そういえば、書き忘れてきたテーマで私の「宣誓嫌い」があった。小学校は1学年10クラスで6学年、1クラス55人はいたので全校生徒3300人。札幌一のマンモス小学校。朝の朝礼、運動会の混雑(両親や祖父母も集合したからグラウンドは隙間なく観客は甲子園状態)、学芸会では出番なし(主要な人気者が選ばれる)、水泳大会も上手な人だけ出場(楽といえば楽)。しかしだ、なぜセレモニーを始めるときに「宣誓があったり,誓いの言葉があったり」無駄な言葉の羅列があるのか不愉快でしょうがなかったのを覚えている。要は校長に向かって生徒が、決められた心のこもらない声だけがでかい言葉をがなってるように私には聞こえた。

中学もマンモスに近い7クラスであったが、知恵もずるさも身に着けた中学生の私。私は放送部へ逃げ込み、毎週の朝礼はマイクのセット終えて、さっさと体育館から放送室へ舞い戻り談笑。式典を軽蔑していた。「行進」も大嫌いで、軍隊や甲子園の入場式もセレモニーは止めて欲しいと切に思う。静かに始めて静かに終わればいいじゃないか。集団生活が苦手であった。そういえば、幼稚園のルーテル教会も昼ご飯のお祈りが嫌で逃げ出し、ドイツ人の牧師が自転車で追いかけてきたが、電信柱にしがみつきき大泣きして、母は登園を諦めたと言っていた。5歳から私の協調性のなさは、今でも続いていると我ながら感心する。

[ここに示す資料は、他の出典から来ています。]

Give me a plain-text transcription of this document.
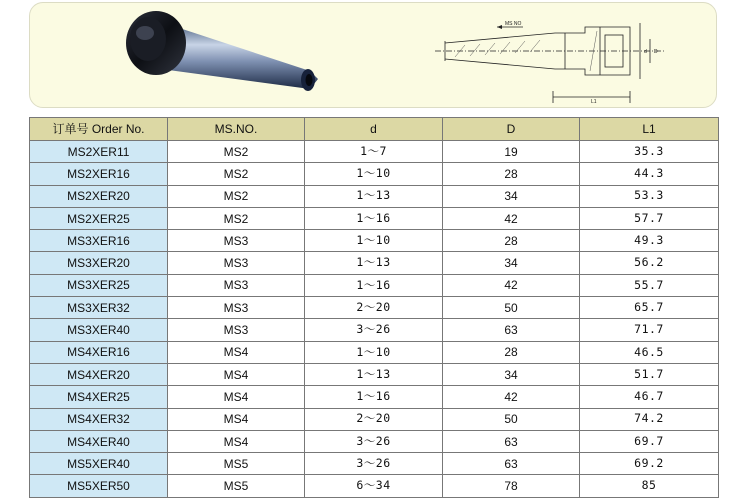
MS NO
L1
d D
订单号 Order No.	MS.NO.	d	D	L1
MS2XER11	MS2	1～7	19	35.3
MS2XER16	MS2	1～10	28	44.3
MS2XER20	MS2	1～13	34	53.3
MS2XER25	MS2	1～16	42	57.7
MS3XER16	MS3	1～10	28	49.3
MS3XER20	MS3	1～13	34	56.2
MS3XER25	MS3	1～16	42	55.7
MS3XER32	MS3	2～20	50	65.7
MS3XER40	MS3	3～26	63	71.7
MS4XER16	MS4	1～10	28	46.5
MS4XER20	MS4	1～13	34	51.7
MS4XER25	MS4	1～16	42	46.7
MS4XER32	MS4	2～20	50	74.2
MS4XER40	MS4	3～26	63	69.7
MS5XER40	MS5	3～26	63	69.2
MS5XER50	MS5	6～34	78	85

とはいえ、周りに迷惑をかけながら何とか70年生きてきた。詩人金子光晴の詩集に「向こう向きになったオットセイ」と題された詩がある。戦時中の故国に背を向けた反骨金子光晴の命がけの抵抗であった。国全体が一つの方向へ走り出す危険に警鐘を鳴らし続けた。いずれそんなことは終わるのだから、何一ついいことはない。無駄な金を使い、行進をして、音楽や大きな声がはびこり、自分たちと同じではない感性や考え方を排斥する社会に傾斜しがちだ。創造的なものや次の世の中を変える人は同時代では必ず異端として変わり者として現れる。異端に共通しているのは自分で自由に考える習慣を持ち、横に彼に伴走する仲間も持っていることだ。

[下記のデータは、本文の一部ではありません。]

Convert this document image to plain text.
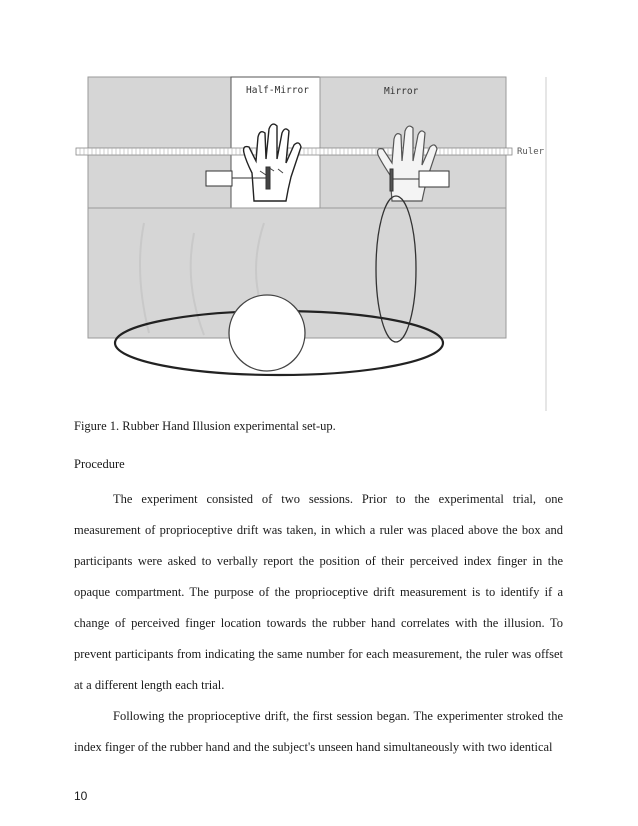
Half-Mirror	Mirror
Ruler
Figure 1. Rubber Hand Illusion experimental set-up.
Procedure

The experiment consisted of two sessions. Prior to the experimental trial, one measurement of proprioceptive drift was taken, in which a ruler was placed above the box and participants were asked to verbally report the position of their perceived index finger in the opaque compartment. The purpose of the proprioceptive drift measurement is to identify if a change of perceived finger location towards the rubber hand correlates with the illusion. To prevent participants from indicating the same number for each measurement, the ruler was offset at a different length each trial.

Following the proprioceptive drift, the first session began. The experimenter stroked the index finger of the rubber hand and the subject's unseen hand simultaneously with two identical

10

先日、久しぶりに紀伊国屋札幌本店へ出かけた。2階にお目当ての思想書や哲学書や宗教学の本が並んでいる。このコーナーに来ると故郷に帰ってきたようにほっとする。しかし、気になるのはその隣だ。自己啓発本に近い、占いや心理学、これって新興宗教に近い本ではないか。単なる1階にあるOLや少女向けの星占いの本とは違うぞというコーナーにOLが真剣にページをめくっている。「悩むときは解決の指南書を求めがちだ」誰しもそういう経験はしている。悩みの9割が人間関係であってみれば、しかし、「自分が変わらずに相手を変えることはまずはできない」と基本を押さえれば、もっと自分を外から見ることをしたい。(宇宙や遠い世界から自分を見てみる。石器時代や縄文時代に生きていたと想像したり)。宇宙の誕生や生命の誕生などもユーチューブにCGを使ってわかりやすく映像化をして解説している。

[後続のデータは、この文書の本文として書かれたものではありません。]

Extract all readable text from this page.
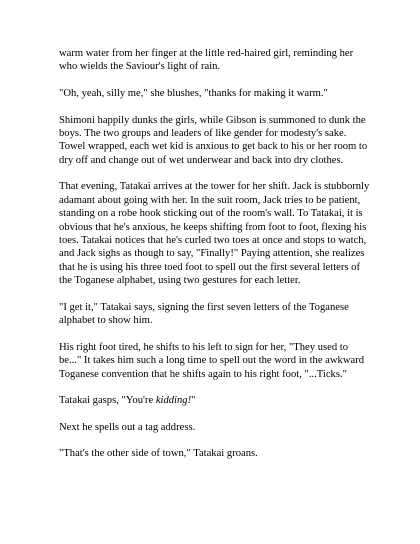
warm water from her finger at the little red-haired girl, reminding her who wields the Saviour's light of rain.

"Oh, yeah, silly me," she blushes, "thanks for making it warm."

Shimoni happily dunks the girls, while Gibson is summoned to dunk the boys. The two groups and leaders of like gender for modesty's sake. Towel wrapped, each wet kid is anxious to get back to his or her room to dry off and change out of wet underwear and back into dry clothes.

That evening, Tatakai arrives at the tower for her shift. Jack is stubbornly adamant about going with her. In the suit room, Jack tries to be patient, standing on a robe hook sticking out of the room's wall. To Tatakai, it is obvious that he's anxious, he keeps shifting from foot to foot, flexing his toes. Tatakai notices that he's curled two toes at once and stops to watch, and Jack sighs as though to say, "Finally!" Paying attention, she realizes that he is using his three toed foot to spell out the first several letters of the Toganese alphabet, using two gestures for each letter.

"I get it," Tatakai says, signing the first seven letters of the Toganese alphabet to show him.

His right foot tired, he shifts to his left to sign for her, "They used to be..." It takes him such a long time to spell out the word in the awkward Toganese convention that he shifts again to his right foot, "...Ticks."

Tatakai gasps, "You're kidding!"

Next he spells out a tag address.

"That's the other side of town," Tatakai groans.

表題の「宣誓嫌い」とこのブログはどうつながるのか?集団化するコトバは呪術(呪い)や自己陶酔に近くなるから要注意だ。常識な社会では通用しない特殊なコトバが頻出する宗教は、金もうけビジネスモデルがあるから「逃げていこう」。オウムやエホバや幸福の科学、創価学会、統一教会、手かざしの宗教もある。付和雷同しやすいアメリカ社会もラジオを利用して信者獲得が激しい。「天使になろうとして豚になりやすい」のが人間の別の側面だから、感情のコントロールに注意したい。君子危うきに近寄らず。